Bradford held onto it forever, like he was just waiting for the Bears to hit him. And they did. That was the worst safety since Lions legend Dan Orlovsky ran out of the back of the end zone.

And it didn’t get better from there. One awkward sack after another. Like the one where Akiem Hicks got an arm on him, but didn’t wrap him up and Bradford went down. Or the final one, where his center backed into him and Bradford couldn’t get out of the way and fell over.

It got so bad that RGIII jumped on Twitter and tried to stop the fight: Gotta get Bradford out for his own safety trust me I know the feeling.

That’s an amazing tweet on so many levels, not the last of which being that of course RGIII managed to somehow make Sam Bradford’s knee and lack of mobility about RGIII. But he was right. Bradford didn’t belong on the field. I respect the effort and the grit to want to play, but he looked like someone’s granddad in a football jersey last night. It’s no wonder that things got better when Case Keenum came in.
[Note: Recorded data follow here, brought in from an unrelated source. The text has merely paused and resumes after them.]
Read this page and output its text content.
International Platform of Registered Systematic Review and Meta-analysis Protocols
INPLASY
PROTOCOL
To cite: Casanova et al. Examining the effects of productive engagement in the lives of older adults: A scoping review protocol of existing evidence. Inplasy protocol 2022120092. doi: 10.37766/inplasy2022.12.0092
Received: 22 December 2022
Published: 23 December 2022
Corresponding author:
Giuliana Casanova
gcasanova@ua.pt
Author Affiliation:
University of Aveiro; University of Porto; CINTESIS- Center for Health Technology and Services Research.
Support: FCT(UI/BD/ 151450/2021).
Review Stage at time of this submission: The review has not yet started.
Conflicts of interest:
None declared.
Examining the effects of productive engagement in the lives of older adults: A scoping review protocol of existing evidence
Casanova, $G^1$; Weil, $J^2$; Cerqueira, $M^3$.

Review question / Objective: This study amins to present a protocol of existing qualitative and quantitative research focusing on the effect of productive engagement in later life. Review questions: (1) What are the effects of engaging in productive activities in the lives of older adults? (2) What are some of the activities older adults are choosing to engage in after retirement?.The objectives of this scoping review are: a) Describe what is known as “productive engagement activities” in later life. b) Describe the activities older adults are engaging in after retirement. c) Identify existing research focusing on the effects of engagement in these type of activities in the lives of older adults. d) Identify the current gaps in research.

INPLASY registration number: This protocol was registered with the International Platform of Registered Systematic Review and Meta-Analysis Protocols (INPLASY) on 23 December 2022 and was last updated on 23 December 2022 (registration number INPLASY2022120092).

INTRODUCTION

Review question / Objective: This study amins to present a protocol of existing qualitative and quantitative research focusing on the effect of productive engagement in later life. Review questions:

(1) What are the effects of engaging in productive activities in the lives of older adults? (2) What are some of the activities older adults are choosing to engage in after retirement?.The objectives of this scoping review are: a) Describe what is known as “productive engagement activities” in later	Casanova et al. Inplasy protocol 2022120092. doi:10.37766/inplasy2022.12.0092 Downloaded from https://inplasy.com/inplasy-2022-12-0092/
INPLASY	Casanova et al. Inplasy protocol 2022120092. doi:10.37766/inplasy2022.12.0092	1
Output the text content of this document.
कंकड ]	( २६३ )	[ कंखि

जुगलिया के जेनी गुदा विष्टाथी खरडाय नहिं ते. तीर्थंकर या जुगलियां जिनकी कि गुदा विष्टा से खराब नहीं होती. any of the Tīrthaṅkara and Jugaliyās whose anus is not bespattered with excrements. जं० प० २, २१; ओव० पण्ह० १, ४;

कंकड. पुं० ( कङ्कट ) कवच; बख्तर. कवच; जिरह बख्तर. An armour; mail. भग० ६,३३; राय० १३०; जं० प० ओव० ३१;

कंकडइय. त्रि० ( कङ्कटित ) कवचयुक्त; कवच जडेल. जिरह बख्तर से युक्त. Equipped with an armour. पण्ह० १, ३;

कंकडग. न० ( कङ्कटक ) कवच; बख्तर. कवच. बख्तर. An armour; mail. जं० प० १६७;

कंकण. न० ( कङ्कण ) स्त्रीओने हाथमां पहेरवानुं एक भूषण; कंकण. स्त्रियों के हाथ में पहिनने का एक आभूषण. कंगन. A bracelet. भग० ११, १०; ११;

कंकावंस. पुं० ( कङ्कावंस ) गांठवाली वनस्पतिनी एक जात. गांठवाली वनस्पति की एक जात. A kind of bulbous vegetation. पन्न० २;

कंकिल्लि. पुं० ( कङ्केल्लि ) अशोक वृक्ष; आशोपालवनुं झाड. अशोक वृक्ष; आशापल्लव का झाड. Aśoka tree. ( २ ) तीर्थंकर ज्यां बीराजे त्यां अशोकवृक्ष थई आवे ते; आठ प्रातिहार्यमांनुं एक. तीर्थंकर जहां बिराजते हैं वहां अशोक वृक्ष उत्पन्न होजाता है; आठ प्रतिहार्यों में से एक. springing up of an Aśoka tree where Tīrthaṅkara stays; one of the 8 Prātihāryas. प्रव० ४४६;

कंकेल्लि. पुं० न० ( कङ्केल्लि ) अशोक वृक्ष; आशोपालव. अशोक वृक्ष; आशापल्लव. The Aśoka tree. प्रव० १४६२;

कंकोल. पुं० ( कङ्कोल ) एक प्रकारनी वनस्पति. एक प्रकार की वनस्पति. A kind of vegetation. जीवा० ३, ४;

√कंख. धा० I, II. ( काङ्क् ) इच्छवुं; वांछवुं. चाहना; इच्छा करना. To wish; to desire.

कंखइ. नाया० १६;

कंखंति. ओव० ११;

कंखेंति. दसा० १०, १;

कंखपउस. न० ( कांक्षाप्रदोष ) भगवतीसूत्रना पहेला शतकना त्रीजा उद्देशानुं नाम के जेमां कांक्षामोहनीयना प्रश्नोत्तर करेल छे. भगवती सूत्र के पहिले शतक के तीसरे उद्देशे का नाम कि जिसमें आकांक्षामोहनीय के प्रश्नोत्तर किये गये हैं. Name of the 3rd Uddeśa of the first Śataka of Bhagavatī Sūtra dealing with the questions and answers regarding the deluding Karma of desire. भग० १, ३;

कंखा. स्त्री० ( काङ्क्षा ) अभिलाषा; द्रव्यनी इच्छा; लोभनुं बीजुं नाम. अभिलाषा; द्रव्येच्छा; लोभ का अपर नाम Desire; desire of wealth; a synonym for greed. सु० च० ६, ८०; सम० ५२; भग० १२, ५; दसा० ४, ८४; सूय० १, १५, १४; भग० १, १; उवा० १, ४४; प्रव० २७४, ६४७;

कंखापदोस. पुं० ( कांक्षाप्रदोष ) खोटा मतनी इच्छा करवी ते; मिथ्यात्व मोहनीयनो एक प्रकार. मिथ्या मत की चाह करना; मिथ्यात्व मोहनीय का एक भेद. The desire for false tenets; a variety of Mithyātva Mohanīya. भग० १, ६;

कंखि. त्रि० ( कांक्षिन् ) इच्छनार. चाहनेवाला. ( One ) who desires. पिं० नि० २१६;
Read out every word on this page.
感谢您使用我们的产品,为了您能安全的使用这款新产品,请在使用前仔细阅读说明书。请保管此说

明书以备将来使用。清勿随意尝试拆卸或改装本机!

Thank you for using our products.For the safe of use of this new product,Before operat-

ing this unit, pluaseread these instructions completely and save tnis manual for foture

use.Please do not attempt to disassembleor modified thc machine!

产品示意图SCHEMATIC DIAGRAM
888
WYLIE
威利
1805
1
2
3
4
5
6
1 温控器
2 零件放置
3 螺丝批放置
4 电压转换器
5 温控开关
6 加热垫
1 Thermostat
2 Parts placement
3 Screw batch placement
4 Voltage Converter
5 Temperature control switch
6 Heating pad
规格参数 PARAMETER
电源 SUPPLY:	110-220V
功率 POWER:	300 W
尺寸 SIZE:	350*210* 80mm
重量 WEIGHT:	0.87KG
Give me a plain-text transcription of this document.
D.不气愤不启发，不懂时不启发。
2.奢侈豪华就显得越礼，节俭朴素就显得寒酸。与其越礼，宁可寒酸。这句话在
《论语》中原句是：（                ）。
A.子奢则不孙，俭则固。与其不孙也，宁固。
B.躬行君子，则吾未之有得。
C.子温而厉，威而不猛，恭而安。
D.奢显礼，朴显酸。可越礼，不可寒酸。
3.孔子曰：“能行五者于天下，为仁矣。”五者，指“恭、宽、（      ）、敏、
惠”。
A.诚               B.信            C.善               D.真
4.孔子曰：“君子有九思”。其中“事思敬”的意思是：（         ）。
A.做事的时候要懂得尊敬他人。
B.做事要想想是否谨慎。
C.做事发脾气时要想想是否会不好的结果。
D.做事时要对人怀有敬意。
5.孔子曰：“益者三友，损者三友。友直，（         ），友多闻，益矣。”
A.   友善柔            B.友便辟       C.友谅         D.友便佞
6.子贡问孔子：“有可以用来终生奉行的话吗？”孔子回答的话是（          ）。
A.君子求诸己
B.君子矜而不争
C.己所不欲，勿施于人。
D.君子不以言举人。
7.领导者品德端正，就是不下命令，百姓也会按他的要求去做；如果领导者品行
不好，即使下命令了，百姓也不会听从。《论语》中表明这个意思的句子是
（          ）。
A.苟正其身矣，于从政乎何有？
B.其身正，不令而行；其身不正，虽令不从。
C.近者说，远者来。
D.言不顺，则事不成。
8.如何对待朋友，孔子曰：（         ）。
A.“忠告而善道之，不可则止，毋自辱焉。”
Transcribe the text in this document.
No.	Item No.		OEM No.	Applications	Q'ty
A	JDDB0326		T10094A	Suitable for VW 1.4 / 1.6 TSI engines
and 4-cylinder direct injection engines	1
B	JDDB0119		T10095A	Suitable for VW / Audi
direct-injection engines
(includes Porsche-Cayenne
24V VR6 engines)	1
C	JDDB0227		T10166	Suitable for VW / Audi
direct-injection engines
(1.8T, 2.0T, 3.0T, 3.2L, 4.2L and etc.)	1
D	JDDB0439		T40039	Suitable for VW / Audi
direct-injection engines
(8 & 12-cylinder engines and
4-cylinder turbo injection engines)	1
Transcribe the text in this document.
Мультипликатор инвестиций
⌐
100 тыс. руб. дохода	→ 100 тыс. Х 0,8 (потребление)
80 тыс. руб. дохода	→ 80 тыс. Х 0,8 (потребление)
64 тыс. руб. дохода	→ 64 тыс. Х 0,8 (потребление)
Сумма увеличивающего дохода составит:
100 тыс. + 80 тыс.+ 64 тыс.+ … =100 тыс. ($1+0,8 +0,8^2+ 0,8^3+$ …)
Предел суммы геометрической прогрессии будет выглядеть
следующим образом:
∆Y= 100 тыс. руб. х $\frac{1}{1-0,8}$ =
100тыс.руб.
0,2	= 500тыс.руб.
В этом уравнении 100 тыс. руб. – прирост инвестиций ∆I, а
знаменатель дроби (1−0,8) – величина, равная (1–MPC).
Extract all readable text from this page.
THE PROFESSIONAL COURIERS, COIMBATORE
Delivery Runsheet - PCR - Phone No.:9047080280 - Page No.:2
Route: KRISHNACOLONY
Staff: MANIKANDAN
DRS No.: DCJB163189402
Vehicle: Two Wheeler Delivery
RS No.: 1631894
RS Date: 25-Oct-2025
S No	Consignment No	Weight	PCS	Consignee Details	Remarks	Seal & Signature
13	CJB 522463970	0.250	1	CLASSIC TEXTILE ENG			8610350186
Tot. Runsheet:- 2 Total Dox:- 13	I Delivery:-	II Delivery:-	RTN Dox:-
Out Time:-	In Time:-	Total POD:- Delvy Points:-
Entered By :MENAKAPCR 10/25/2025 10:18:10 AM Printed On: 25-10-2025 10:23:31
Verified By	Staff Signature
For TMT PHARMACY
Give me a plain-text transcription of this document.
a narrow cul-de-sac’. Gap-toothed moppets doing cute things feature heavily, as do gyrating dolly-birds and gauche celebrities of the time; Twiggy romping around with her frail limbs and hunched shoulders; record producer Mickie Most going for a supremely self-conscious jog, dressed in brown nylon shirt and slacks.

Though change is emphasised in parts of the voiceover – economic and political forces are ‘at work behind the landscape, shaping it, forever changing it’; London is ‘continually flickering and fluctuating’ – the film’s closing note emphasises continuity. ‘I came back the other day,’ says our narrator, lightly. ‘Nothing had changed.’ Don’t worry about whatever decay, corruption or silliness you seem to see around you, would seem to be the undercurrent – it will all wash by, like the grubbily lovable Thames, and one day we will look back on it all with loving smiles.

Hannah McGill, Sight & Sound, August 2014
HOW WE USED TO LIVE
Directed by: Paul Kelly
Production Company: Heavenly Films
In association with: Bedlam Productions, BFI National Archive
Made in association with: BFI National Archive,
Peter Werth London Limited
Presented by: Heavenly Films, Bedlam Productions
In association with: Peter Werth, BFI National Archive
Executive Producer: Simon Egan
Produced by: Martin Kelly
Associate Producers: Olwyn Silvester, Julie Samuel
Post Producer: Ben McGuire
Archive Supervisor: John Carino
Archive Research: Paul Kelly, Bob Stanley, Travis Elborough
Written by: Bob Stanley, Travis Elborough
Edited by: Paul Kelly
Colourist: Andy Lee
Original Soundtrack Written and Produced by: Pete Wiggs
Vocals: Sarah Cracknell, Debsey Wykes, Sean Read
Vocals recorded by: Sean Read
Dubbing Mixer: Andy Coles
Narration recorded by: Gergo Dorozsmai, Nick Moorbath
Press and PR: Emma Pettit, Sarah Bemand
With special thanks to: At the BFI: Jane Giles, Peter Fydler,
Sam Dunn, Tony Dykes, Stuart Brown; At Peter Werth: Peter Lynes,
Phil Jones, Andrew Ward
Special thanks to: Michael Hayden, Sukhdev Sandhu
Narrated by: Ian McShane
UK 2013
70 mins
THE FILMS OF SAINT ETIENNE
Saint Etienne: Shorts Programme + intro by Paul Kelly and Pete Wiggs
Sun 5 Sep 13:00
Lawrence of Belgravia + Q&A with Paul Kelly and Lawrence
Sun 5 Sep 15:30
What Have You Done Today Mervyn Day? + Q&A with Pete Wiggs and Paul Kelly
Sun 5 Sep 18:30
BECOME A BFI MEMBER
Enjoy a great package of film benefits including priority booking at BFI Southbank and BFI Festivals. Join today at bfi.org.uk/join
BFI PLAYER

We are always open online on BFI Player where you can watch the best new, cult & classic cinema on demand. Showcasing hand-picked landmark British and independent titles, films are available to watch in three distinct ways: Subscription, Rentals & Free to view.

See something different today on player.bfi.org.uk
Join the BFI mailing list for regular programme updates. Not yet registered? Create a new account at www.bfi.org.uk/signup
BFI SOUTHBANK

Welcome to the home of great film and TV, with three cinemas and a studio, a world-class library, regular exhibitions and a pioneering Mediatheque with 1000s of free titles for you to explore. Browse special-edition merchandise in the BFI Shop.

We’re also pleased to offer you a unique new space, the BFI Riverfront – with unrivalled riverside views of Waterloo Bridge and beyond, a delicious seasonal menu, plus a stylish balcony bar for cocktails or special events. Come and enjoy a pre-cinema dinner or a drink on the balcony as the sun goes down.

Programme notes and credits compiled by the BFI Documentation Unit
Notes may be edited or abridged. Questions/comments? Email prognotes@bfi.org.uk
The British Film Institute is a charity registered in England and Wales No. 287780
And of course the other big quarterback story last night was the debut of Mitchell Trubisky. And it went about as well as you could hope for a rookie quarterback making his first start for a team that’s about to fall to 1-4. Trubisky was 12-of-25 for 128 yards, one touchdown, one fumble, and one brutal interception.

But he also showed flashes of mobility and arm strength. Like on this touchdown to Zach Miller.

And if the touchdown was good, the game-tying 2-point conversion was even better.

A three-man weave for a two-point conversion. Mike Glennon’s not running that play. Ever. Then again, Mike Glennon’s also probably not throwing that interception with just over two minutes left.

That is an absolute backbreaker. To quote a legendary announcer, WHY DO YOU EVEN PONDER PASSING?

But despite plays like that, Bears head coach John Fox was feeling pretty good about his new quarterback: “He’s got what it takes. There’s no doubt in my mind. For a first game, I go back to watching guys like Joe Montana in his first game. I’ve seen a few of them. I’m not making comparisons at this point, but he will do nothing but get better.”

That’s a little much. You can’t drop Joe Montana’s name when talking about a rookie quarterback and then say you’re not making a comparison. Trubisky wasn’t a complete disaster. He looked like a rookie playing on a bad team. And because they’re bad, it feels like any glimmer of hope is something to latch onto and get excited about. I get it. He did more to help his team than a busted up Sam Bradford did, but give it time before you start cranking up the hype machine. The history of the NFL is littered with guys who showed flashes in their debut and then never did anything again. And whatever you do, keep Joe Montana’s name out your mouth when talking about Mitchell Trubisky.